Tapi kalau aku boleh jujur sebenarnya alasan tidak punya waktu bukanlah yang utama. Arisan selalu diadakan dihari sabtu atau minggu yang memungkinkan aku untuk hadir. Tapi aku terlanjur tidak menyukai atmosfer di arisan itu. Karena aku merasakan gap-gap yang tidak pantas ada untuk suatu perkumpulan yang mengatasnamakan “ukuwah islamiyah”. Dimana ibu-ibu yang merasa dirinya lebih dibandingkan dengan yang lain meng-eklusif-kan dirinya. Mereka selalu bersuara paling vocal, mendominasi disetiap situasi, dan merasa paling hebat disemua bidang. Untuk ini aku masih dapat menerima.
Tapi ketika mereka mulai memilih-milih, seperti hadir ke acara arisan yang rumahnya besar atau terlihat kaya, dan tidak hadir ke rumah yang lebih kecil dan sempit, aku mulai berontak. Aku tidak bisa berada diantara orang-orang picik ini. Aku masih ingat sorot mata tuan rumah yang kecewa, yang telah mempersiapkan segalanya tapi ternyata tidak ada artinya. Dan sejak itu aku jadi malas datang ke arisan karena aku merasa berada diantara para hipokrit.
Dan tahun lalu merupakan klimaks dari perseteruanku dengan mereka. Jika sebelumnya aku memilih diam karena tidak kecocokan tapi kali ini aku memperlihatkan ketidak sukaan ku terhadap tindak-tanduk mereka. Kejadiannya berawal dari keinginan PIMGS untuk mengadakan bakti sosial berupa pengobatan gratis dan penjualan sembako murah dengan mempergunakan kupon. Dan setiap anggota diminta kesediaannya untuk menyumbang. Sumbangan berupa uang senilai paket sembako rp 50 ribu, yang nantinya akan di jual 1/2 harga pada kaum duafa, yaitu seharga rp 25 ribu. Kita boleh menyumbang sesuai kelipatan harga sembako.

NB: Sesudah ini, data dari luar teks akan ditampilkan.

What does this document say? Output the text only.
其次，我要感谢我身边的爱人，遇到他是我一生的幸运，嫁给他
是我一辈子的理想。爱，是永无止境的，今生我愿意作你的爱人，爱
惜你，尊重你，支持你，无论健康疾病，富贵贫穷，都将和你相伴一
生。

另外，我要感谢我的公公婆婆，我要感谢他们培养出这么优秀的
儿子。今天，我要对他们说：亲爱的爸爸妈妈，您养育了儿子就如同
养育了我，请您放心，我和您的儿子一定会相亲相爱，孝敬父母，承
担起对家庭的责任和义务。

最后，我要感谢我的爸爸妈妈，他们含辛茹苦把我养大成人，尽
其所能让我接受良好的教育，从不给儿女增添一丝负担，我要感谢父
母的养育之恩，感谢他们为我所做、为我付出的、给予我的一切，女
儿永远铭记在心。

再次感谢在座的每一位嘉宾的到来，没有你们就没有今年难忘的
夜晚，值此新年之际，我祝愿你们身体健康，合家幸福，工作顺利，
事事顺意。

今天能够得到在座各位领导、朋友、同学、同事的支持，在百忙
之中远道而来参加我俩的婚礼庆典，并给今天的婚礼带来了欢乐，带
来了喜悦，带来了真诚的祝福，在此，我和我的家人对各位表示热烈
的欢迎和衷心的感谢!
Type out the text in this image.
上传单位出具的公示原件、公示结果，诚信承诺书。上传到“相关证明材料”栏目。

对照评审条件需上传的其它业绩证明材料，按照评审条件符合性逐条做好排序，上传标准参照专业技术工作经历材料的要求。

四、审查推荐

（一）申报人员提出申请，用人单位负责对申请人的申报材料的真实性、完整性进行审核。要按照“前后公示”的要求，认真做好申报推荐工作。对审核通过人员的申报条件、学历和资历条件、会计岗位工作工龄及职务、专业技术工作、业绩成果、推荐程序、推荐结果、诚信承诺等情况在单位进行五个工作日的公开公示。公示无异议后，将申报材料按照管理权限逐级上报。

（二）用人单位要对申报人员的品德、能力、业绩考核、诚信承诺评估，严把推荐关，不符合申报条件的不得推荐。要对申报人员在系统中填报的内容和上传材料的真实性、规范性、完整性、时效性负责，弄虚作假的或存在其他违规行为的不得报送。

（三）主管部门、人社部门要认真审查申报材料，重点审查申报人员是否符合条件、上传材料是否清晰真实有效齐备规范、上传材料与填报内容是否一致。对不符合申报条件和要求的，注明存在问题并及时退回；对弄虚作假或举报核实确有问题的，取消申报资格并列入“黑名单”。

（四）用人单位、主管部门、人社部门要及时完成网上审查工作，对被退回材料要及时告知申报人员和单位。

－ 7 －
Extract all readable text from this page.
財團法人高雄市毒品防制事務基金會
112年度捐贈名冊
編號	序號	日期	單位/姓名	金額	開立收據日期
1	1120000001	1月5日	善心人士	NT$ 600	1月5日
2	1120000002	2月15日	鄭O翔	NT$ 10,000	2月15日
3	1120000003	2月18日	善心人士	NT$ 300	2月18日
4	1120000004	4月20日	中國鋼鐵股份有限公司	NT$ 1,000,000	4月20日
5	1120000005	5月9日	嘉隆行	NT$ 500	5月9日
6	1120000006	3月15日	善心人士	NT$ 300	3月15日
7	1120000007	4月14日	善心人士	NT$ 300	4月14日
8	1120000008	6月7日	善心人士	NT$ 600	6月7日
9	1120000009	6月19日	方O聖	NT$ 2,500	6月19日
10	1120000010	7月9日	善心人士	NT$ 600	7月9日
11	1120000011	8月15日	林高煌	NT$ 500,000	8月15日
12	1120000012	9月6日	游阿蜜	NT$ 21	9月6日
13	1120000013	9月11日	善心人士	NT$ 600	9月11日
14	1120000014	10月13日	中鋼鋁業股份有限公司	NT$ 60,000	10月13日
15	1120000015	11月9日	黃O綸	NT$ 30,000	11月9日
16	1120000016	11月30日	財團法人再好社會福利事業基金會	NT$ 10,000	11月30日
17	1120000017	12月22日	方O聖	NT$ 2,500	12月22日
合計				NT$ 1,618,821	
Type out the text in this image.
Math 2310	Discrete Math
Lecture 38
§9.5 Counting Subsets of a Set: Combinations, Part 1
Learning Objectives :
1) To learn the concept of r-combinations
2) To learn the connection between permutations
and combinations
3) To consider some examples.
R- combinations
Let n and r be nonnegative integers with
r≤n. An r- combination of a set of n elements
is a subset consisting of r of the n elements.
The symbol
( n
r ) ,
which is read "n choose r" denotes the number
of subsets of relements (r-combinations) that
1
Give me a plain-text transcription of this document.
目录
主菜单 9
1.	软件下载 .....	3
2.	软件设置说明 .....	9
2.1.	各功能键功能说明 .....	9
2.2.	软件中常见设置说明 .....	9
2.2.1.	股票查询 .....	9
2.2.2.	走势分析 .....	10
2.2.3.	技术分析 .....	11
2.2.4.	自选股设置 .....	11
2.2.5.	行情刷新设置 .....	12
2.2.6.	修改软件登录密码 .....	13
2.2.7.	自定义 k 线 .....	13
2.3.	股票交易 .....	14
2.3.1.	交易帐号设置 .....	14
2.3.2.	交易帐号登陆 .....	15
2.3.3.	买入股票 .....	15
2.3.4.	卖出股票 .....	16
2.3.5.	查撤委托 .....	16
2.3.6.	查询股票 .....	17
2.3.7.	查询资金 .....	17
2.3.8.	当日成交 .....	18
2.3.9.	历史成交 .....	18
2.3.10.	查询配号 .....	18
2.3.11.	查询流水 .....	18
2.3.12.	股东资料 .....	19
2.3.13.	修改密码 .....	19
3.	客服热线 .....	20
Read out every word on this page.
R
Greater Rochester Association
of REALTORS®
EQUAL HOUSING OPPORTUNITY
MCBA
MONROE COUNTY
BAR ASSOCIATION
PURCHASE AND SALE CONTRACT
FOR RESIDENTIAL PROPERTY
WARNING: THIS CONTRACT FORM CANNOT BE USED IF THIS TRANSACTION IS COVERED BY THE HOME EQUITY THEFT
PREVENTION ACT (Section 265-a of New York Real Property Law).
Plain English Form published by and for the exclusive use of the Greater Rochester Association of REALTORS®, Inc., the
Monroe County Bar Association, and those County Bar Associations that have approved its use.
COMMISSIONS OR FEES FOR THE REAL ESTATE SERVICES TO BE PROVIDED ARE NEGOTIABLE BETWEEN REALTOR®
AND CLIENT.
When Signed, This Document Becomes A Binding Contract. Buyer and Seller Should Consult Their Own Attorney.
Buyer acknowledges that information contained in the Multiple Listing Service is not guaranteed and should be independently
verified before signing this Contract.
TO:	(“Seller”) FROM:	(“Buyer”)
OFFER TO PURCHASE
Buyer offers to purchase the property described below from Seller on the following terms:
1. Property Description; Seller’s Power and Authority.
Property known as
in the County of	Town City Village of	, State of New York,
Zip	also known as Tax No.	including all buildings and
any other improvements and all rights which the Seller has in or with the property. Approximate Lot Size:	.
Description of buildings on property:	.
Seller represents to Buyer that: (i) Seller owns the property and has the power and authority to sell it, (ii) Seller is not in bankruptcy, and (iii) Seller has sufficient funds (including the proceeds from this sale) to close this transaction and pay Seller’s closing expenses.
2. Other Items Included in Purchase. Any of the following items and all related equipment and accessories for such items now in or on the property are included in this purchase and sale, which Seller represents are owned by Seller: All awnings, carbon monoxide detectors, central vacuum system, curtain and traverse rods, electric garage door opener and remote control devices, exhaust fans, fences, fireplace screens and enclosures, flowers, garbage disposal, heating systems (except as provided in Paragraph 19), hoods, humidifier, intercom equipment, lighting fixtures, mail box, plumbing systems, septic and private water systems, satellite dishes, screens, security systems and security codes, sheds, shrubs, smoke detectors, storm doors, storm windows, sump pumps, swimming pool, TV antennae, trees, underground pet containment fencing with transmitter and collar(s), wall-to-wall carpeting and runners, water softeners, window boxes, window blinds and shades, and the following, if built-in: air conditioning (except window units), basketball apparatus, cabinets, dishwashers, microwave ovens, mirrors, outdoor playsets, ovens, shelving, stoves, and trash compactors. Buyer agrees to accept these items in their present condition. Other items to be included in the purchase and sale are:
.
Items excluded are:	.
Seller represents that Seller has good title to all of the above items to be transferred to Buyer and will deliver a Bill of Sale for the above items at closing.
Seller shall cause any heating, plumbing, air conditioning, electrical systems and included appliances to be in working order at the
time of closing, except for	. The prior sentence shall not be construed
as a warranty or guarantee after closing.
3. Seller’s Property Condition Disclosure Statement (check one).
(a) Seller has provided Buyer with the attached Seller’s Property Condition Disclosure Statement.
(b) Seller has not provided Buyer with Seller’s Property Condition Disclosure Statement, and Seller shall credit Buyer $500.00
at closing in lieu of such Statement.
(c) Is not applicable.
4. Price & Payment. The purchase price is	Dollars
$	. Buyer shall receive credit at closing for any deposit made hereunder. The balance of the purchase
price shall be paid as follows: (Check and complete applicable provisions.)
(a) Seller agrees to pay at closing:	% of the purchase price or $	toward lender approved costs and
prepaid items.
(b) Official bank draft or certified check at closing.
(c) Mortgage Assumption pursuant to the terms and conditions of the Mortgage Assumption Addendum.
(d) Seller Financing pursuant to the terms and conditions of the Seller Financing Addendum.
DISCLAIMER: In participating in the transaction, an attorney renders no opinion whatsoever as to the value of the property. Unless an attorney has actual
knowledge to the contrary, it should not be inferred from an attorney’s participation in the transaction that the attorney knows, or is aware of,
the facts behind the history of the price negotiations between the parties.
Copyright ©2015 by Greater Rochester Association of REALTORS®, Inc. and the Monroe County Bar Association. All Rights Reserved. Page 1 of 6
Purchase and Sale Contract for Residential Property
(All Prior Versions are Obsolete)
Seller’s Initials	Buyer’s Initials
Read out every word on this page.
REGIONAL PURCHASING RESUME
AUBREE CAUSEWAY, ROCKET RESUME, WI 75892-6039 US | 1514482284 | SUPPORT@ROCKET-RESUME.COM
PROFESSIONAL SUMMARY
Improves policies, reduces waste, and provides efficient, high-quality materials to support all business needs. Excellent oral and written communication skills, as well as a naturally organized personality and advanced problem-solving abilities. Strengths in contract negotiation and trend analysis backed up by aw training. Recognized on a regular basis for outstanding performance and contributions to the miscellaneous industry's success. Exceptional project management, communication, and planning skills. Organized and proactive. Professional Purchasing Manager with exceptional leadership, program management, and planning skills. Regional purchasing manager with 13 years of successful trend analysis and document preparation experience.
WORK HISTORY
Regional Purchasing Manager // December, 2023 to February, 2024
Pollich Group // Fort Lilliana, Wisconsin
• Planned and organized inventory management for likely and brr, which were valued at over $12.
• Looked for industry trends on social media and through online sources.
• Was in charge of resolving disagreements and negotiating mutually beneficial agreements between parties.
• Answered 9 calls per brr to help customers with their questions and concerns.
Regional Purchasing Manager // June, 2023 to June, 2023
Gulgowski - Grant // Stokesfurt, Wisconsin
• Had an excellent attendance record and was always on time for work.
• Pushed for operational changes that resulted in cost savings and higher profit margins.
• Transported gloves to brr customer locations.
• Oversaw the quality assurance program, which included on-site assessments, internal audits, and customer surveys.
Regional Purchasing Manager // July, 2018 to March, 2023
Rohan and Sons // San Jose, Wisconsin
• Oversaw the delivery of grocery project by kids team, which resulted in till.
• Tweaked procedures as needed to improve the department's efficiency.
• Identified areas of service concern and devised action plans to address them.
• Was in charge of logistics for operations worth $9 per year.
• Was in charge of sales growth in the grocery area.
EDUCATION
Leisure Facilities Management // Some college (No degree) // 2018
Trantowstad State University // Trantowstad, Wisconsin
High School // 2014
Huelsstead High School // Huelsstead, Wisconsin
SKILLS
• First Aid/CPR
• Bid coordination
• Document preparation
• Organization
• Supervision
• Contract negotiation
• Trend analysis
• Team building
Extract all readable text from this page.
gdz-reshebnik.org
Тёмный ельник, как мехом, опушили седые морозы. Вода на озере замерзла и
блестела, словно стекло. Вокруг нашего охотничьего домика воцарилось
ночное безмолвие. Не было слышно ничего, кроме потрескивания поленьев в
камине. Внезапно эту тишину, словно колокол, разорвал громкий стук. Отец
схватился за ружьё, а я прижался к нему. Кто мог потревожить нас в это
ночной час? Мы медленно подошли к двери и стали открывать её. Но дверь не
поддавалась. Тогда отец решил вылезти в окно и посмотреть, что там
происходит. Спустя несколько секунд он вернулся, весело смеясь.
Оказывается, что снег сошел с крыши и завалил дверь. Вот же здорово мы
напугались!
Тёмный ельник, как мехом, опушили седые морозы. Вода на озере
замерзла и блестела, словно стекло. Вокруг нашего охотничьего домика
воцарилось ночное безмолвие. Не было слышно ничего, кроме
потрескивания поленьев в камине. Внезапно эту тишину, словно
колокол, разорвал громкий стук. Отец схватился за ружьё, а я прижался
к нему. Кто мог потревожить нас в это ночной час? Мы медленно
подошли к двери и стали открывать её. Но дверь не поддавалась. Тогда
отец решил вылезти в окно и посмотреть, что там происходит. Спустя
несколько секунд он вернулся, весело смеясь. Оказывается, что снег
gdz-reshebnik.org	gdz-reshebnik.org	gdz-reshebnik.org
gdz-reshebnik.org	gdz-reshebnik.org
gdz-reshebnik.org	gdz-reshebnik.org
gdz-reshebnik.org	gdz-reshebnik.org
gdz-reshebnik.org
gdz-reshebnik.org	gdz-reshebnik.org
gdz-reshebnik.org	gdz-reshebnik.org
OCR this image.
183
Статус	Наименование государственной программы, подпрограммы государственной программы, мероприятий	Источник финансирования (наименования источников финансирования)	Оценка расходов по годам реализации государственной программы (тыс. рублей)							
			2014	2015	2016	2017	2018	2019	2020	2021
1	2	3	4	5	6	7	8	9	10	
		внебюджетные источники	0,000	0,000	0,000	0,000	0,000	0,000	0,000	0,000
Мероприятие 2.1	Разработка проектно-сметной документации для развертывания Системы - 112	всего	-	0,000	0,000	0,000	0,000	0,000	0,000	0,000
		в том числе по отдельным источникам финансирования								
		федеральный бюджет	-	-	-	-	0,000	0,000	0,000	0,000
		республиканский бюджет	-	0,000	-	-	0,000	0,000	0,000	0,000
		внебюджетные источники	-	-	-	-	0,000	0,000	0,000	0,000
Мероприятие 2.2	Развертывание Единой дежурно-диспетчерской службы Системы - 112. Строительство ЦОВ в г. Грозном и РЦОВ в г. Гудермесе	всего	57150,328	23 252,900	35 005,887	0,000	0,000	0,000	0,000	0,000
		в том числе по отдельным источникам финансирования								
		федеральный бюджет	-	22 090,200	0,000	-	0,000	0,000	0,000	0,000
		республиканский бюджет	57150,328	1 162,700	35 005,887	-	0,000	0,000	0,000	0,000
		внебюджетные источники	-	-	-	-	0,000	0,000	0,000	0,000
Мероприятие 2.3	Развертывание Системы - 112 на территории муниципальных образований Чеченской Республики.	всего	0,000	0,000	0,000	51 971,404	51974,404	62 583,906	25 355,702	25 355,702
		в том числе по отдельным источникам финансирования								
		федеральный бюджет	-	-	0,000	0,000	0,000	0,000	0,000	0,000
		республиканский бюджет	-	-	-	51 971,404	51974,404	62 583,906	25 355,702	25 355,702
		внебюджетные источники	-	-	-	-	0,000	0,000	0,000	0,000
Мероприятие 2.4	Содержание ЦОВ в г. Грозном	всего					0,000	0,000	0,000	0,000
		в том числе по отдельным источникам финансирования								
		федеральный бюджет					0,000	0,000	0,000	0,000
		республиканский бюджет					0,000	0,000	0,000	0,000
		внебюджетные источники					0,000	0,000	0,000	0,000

Pada awalnya mereka menjanjikan setiap petugas keamanan akan mendapatkan jatah kupon. Tetapi ketika h-2 mereka membatalkannya karena keterbatasan dana. Sebagian dana mesti alokasikan untuk penyediaan konsumsi bagi cagub yang berkenan hadir pada acara pembukaan. Kala itu Hajjah Atut masih menjadi pejabat Gubernur Banten. ( tapi saat ini dia sudah menjadi Gubernur Banten ) sedang mencalonkan diri dan sedang gencar-gencarnya berkampanye. Mendengar itu aku sangat kecewa. Malam itu juga aku datang dan ingin klarifikasi langsung dengan para pengurusnya. Beberapa percakapan yang masih lekat dalam ingatanku ;
Inge : “ Saya benar-benar tidak bisa menerima hal ini. Jatah orang miskin dipotong hanya karena ingin menjamu seorang calon gubernur.
Pengurus A : “Bukan menjamu Bu Agung. Tapi beliau berkenan untuk hadir. Bu Atut jadwalnya sangat padat lho. Ini merupakan suatu keberuntungan beliau sudi mampir ke tempat kita dan meresmikan acara Baksos ini.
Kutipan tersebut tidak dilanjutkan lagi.